Previous palace-centric studies of Crete’s Minoan past have provided only a narrow glimpse of the full spectrum of Minoan society. At Knossos, after decades of investigation, only 2% of the entire Late Bronze Age city has been excavated. In contrast, today’s researchers are expanding their studies to look instead at ordinary Minoans and how they lived. By combining landscape surveys, targeted excavations and interdisciplinary scientific analyses of diverse evidential materials, archaeologists working in Crete are now developing a “bottom-up approach.”

The complex picture currently emerging is no longer one of a hierarchical series of palaces controlled by Knossos, but of individual polities competing with each other, heavily influenced by socio-religious ideologies emanating from Knossos and involved in Knossos-led economic interactions. But these were only firmly unified under a single (external) authority in the final stages of the Late Bronze Age, after 1370 BC. What’s more, the Minoans knew warfare, as telltale clues indicate, including weapons in shrines, tombs and residences; the existence of settlements in defensible positions; and the 2009 discovery of long coastal walls at Gournia that may represent fortifications.


Among the many female figures in Cretan myths, foremost is Europa, the first queen of the island. One of Zeus’ conquests, she was a Phoenician princess abducted from Tyre and borne to Crete on a handsome white bull (Zeus). On arriving, Zeus revealed himself and gave her gifts, including Talos, a gigantic bronze automaton tasked with guarding Crete. Europa bore Zeus three sons, Minos, Rhadamanthys and Sarpedon; Minos became king of Knossos and ruled the island. Thus, Europa was the founder of Crete’s leading family.

The story of Europa in Crete – along with the mythical Idaean Daktyloi (blacksmith-magicians associated with Rhea/Cybele) and Kouretes (guardians of infant Zeus) – may have pointed to Crete’s strong ties with the East. Some scholars suggest Europa’s name, from the words for “broad” and “face” in ancient Greek, was applied to the mainland of Europe because of the landform’s massive appearance to Greek mariners as they sailed along its coast.
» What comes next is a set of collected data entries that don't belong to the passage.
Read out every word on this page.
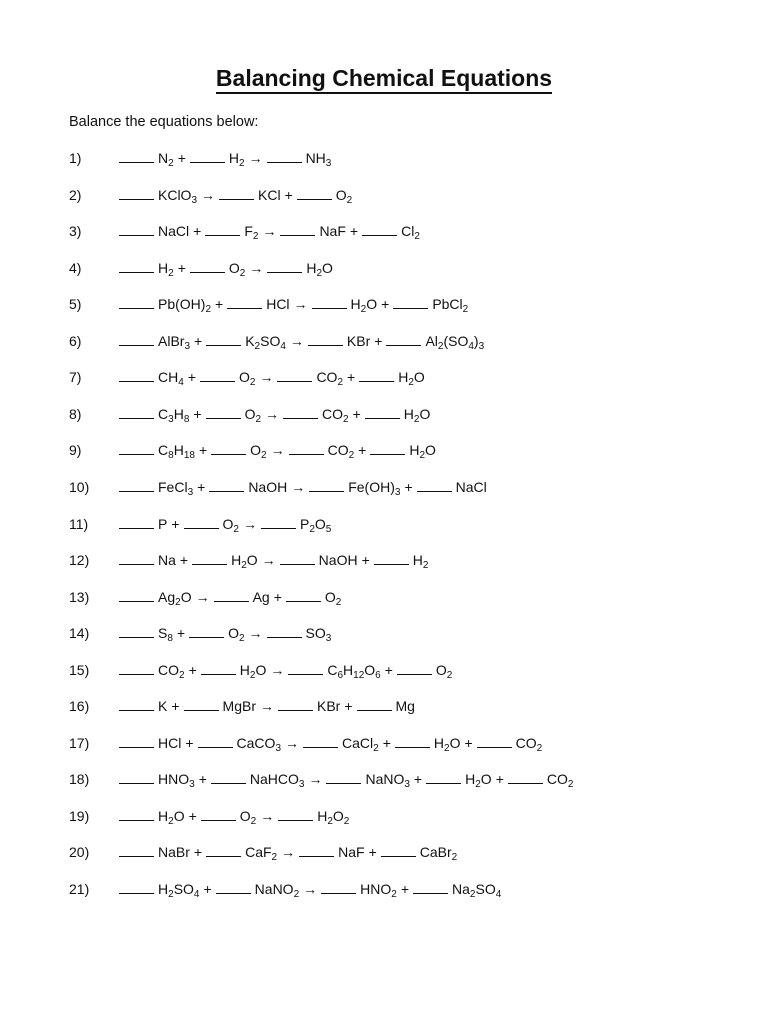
Balancing Chemical Equations

Balance the equations below:

1)	$N_2$ +	$H_2$ →	$NH_3$
2)	KClO$_3$ →	KCl +	$O_2$
3)	NaCl +	$F_2$ →	NaF +	$Cl_2$
4)	$H_2$ +	$O_2$ →	$H_2O$
5)	$Pb(OH)_2$ +	HCl →	$H_2O$ +	PbCl$_2$
6)	AlBr$_3$ +	$K_2SO_4$ →	KBr +	$Al_2(SO_4)_3$
7)	$CH_4$ +	$O_2$ →	$CO_2$ +	$H_2O$
8)	$C_3H_8$ +	$O_2$ →	$CO_2$ +	$H_2O$
9)	$C_8H_{18}$ +	$O_2$ →	$CO_2$ +	$H_2O$
10)	FeCl$_3$ +	NaOH →	$Fe(OH)_3$ +	NaCl
11)	P +	$O_2$ →	$P_2O_5$
12)	Na +	$H_2O$ →	NaOH +	$H_2$
13)	$Ag_2O$ →	Ag +	$O_2$
14)	$S_8$ +	$O_2$ →	$SO_3$
15)	$CO_2$ +	$H_2O$ →	$C_6H_{12}O_6$ +	$O_2$
16)	K +	MgBr →	KBr +	Mg
17)	HCl +	CaCO$_3$ →	CaCl$_2$ +	$H_2O$ +	$CO_2$
18)	$HNO_3$ +	NaHCO$_3$ →	NaNO$_3$ +	$H_2O$ +	$CO_2$
19)	$H_2O$ +	$O_2$ →	$H_2O_2$
20)	NaBr +	CaF$_2$ →	NaF +	CaBr$_2$
21)	$H_2SO_4$ +	NaNO$_2$ →	$HNO_2$ +	$Na_2SO_4$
Perhaps most intriguing is the reinterpretation of Minoan Crete’s “palaces.” Rather than royal residences, these “court centers” may have been the setting for collective powers, not only for administering agricultural resources but for communal feasting and other group activities that reinforced societal and political relations.

The elites of the main palaces were dependent on ordinary Minoans, the society’s producers. They provided necessary additional storage facilities for agricultural resources and ensured a constant upward supply of goods to larger centers and ultimately to Knossos. The diverse network of Minoan centers, some with “palatial” architecture, are no longer perceived as a strictly ranked system.



Following the final collapse of Crete’s Bronze Age civilization (ca. 1000 BC), Iron Age city-states gradually arose. However, Crete only returned to peace and prosperity after Rome’s annexation (1st cent. BC), with Gortyn becoming the island’s capital. Knossos, a community marked by affluent villas in the 2nd century AD, eventually declined during medieval times.

In 1857, a French scholar lamented that the area of Knossos, “the oldest city of ancient Crete,” was marked by “one miserable village, whose name, Makrytichos (Long Wall), informs the antiquarian that there were once great constructions here; but…[now]…only …vague, formless…mounds of bricks.” If he could only see the site today!